The Mac has stolen the march on PC's in this field. The plethora of video composing programs for the Mac e.g. Adobe Premiere, Videofusion and CoSA's After Effects, has put impressive effects within the reach of any Mac User.

The desktop video revolution has been for many somewhat of a disappointment. The problem is that no one vendor has yet produced an architecture that allows a range of software and hardware products from different suppliers to work together seamlessly to create a fully functional professional video production system.

The launch of Apple's QuickTime in 1991 was hailed by many as finally providing just such a unifying architecture for video on the Mac. However, in practice, QuickTime has only addressed a part of the problem. While it has made it possible for software and hardware products such as video capture cards to work together, it fails to provide ways to integrate video devices, such as camcorders and videodecks, into a fully functional video production system. As a result very few of the products on the market today have the same plug-in-and-play ease of configuration that has been a common feature of the Mac environment. This has not stopped manufacturers from bringing products into the market. Many of these use QuickTime and third party device control systems, such as VideoMedia's widely supported V/LAN system, to provide desktop video systems based on the Mac.

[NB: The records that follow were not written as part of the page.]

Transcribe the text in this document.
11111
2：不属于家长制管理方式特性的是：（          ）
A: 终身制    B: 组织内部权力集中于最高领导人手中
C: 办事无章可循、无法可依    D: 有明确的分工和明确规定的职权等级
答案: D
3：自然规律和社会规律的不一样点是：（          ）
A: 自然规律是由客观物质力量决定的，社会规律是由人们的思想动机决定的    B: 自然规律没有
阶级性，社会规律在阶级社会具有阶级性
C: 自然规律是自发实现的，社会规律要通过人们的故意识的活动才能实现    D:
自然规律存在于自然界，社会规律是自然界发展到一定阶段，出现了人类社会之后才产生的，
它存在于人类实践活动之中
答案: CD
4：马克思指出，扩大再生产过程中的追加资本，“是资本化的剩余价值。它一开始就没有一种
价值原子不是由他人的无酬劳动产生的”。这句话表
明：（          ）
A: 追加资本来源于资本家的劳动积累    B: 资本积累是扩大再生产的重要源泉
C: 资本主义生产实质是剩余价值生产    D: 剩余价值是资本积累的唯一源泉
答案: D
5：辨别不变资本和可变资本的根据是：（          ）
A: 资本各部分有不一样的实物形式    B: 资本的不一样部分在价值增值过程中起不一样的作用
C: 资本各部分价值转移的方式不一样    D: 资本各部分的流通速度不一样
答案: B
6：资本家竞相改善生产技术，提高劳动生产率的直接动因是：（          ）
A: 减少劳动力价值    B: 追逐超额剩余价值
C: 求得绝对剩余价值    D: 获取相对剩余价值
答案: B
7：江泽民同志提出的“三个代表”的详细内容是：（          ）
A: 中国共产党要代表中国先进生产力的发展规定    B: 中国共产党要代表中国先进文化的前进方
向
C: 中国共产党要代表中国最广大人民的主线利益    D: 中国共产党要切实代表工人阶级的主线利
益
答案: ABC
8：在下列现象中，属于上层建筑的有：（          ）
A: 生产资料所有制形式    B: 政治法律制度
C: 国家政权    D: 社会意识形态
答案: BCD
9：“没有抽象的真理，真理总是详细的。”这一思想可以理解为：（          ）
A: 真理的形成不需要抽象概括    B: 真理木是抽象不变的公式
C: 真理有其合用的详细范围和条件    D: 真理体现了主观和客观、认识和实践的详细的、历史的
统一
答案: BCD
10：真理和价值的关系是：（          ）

There is a definite demarcation of high and low end video production. The low cost end of the market is where users want to record PC produced animations and presentations to video, so that there is no need for broadcast quality images, where S-VHS will do. Sony Umatic is the standard in low to medium budget productions and gives excellent results. Many people now believe that Hi-8 will replace Umatic in the medium term, as many news crews are moving to this format. At the top end is the broadcast videographics, where there is a wealth of software for graphics creation, colour imaging and animation. Here the Mac is competing head-to-head with suppliers such as Aston, Quantel and Silicon Graphics.

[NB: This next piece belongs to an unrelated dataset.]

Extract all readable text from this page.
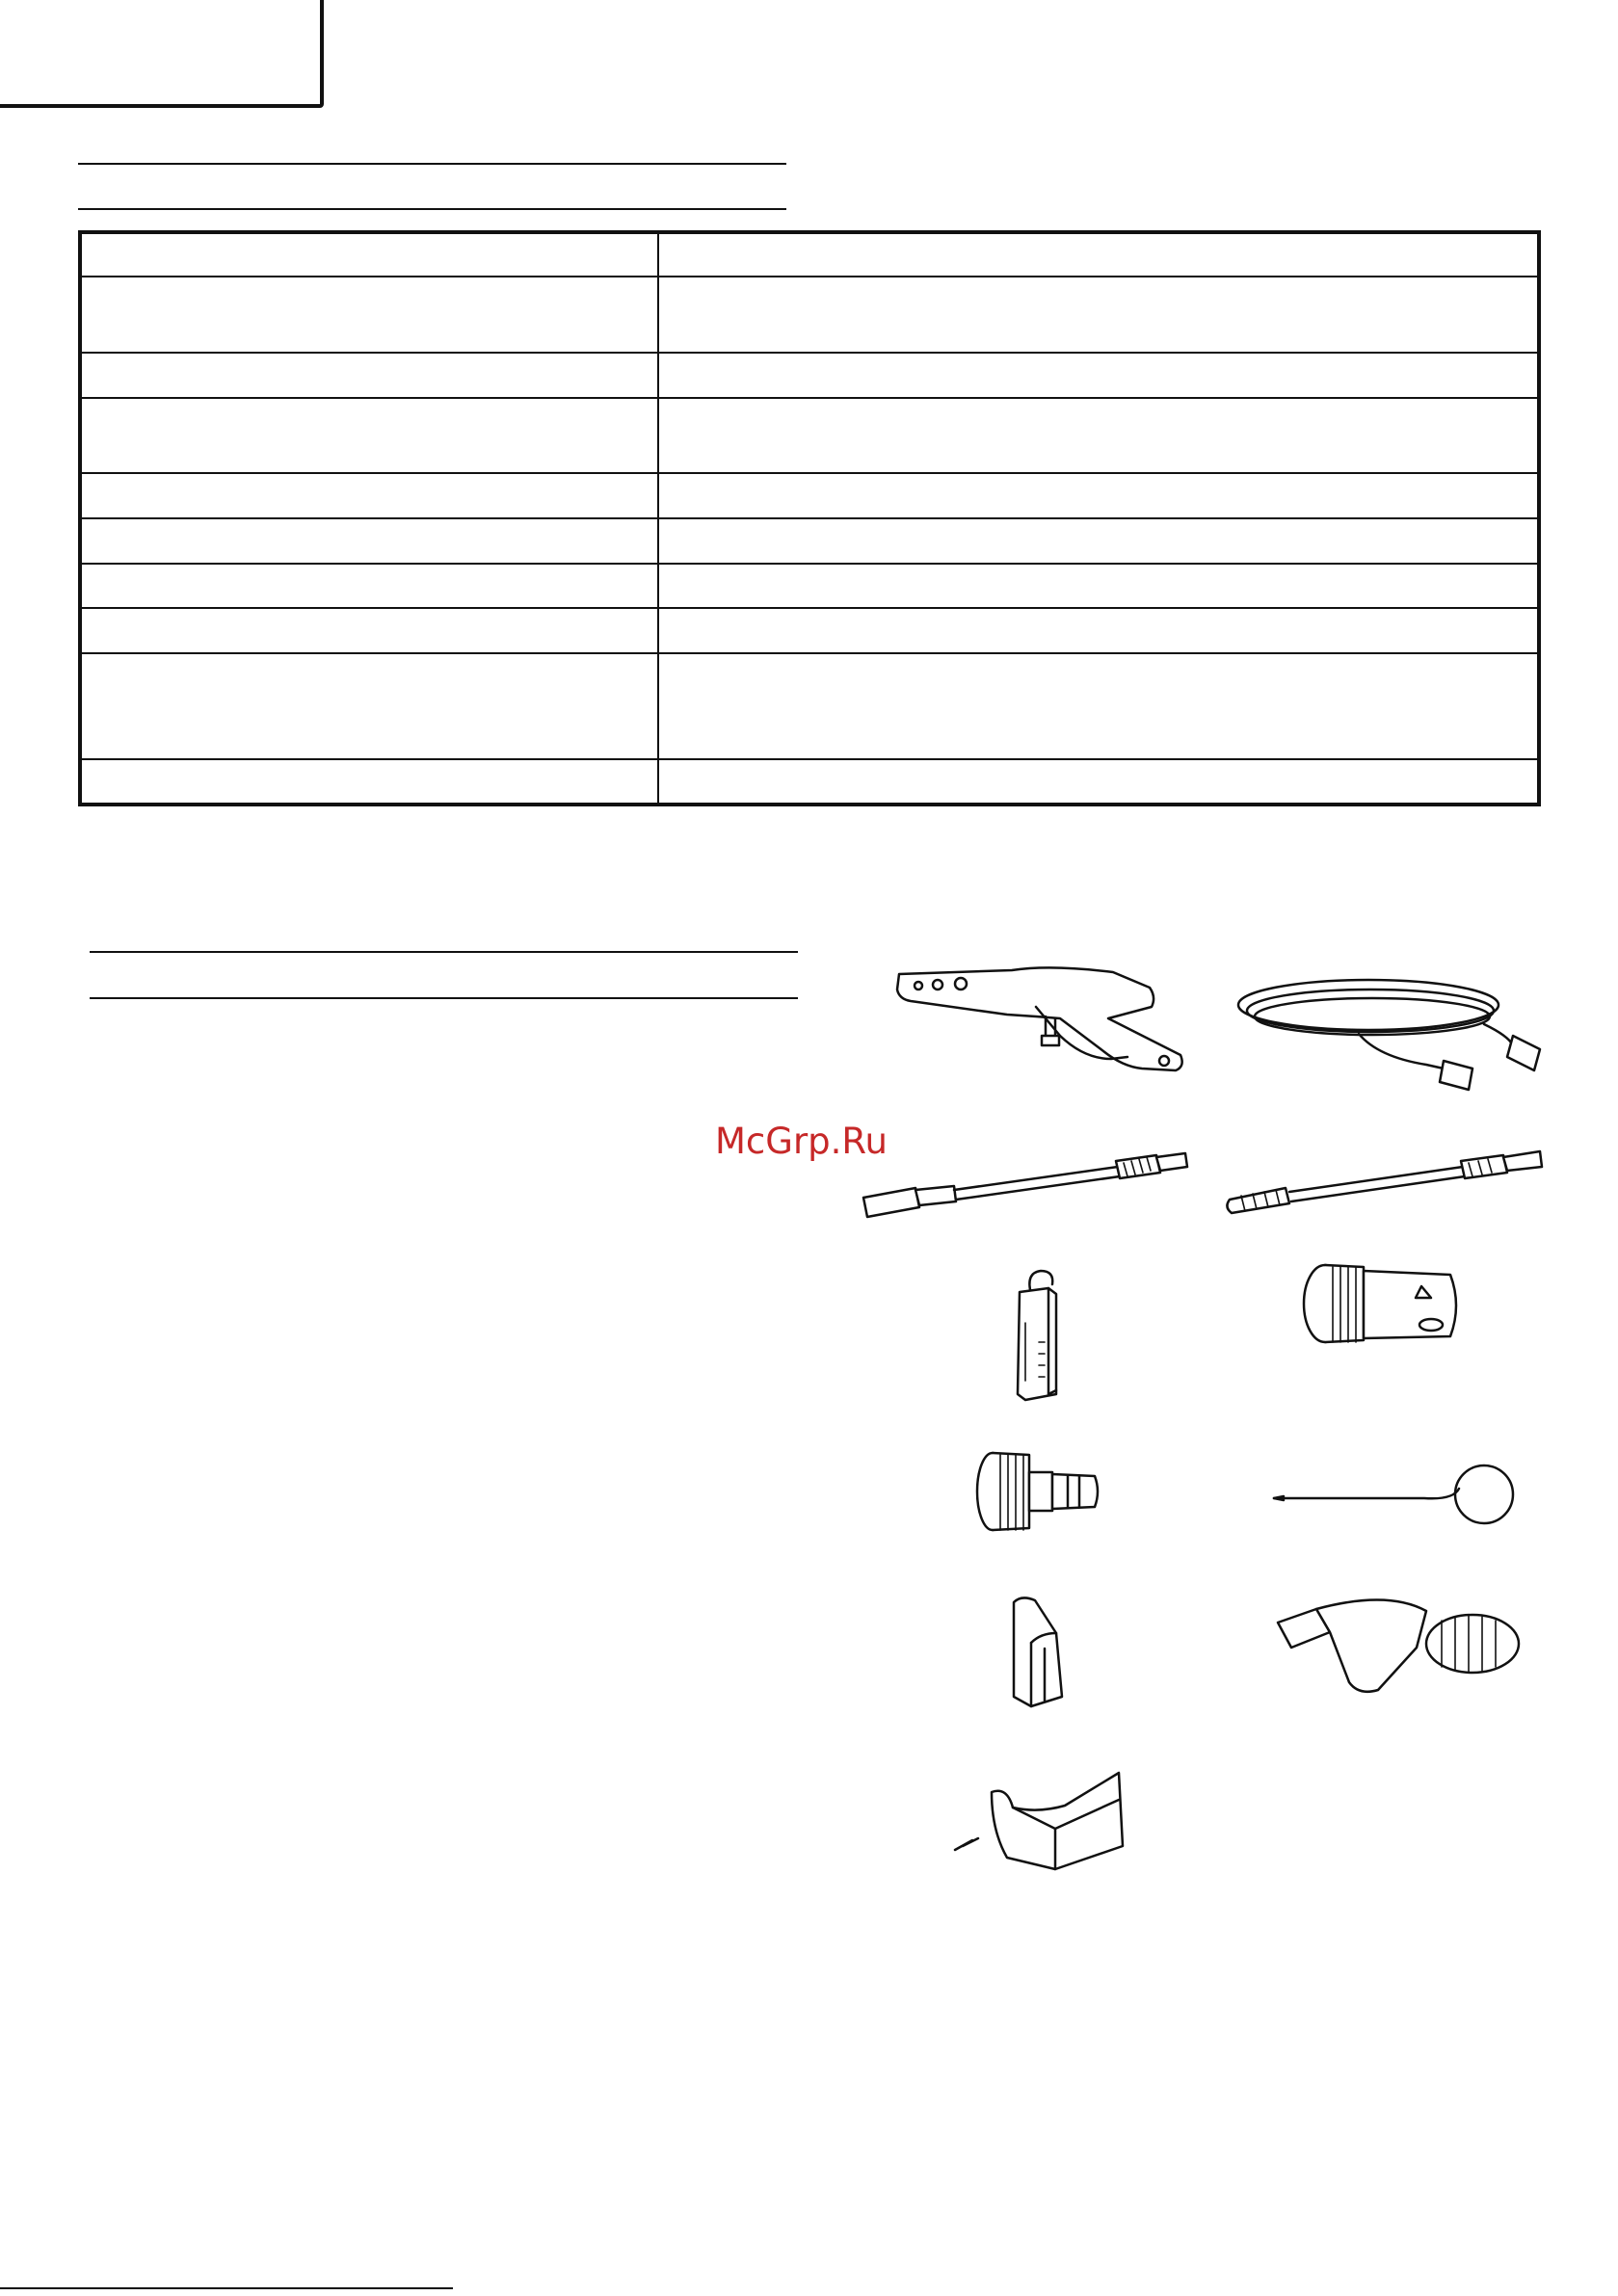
McGrp.Ru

A video digitiser card like SuperMac's VideoSpigot or the Radius VideoVision is the basic component for QuickTime movie making. These cards vary hugely in price and offer different levels of image manipulation. To add sounds, one needs either a card with built in sound capabilities (e.g., RasterOps MediaTime) or a separate audio card (e.g., Audio Media NuBus)

There are a number of advantages of the Mac platform over the Silicon Graphics machines, not least of which is the flexibility of the systems afforded by the relatively high availability of software and add ons. To equip the SG machines with comparable software can sometimes be as much as a factor of ten times the cost.

Several hardware and software products have been released which effectively move desktop video production in the same direction as that taken by desktop publishing (DTP), that is, moving it from a professionals-only operation into the hands of a much wider audience. Hopefully some of the lessons learned during the proliferation of DTP will transfer to the video editing sphere.

A useful review of several video editing products can be found in the MacUser issue of 1 October 1993, pages 55 63.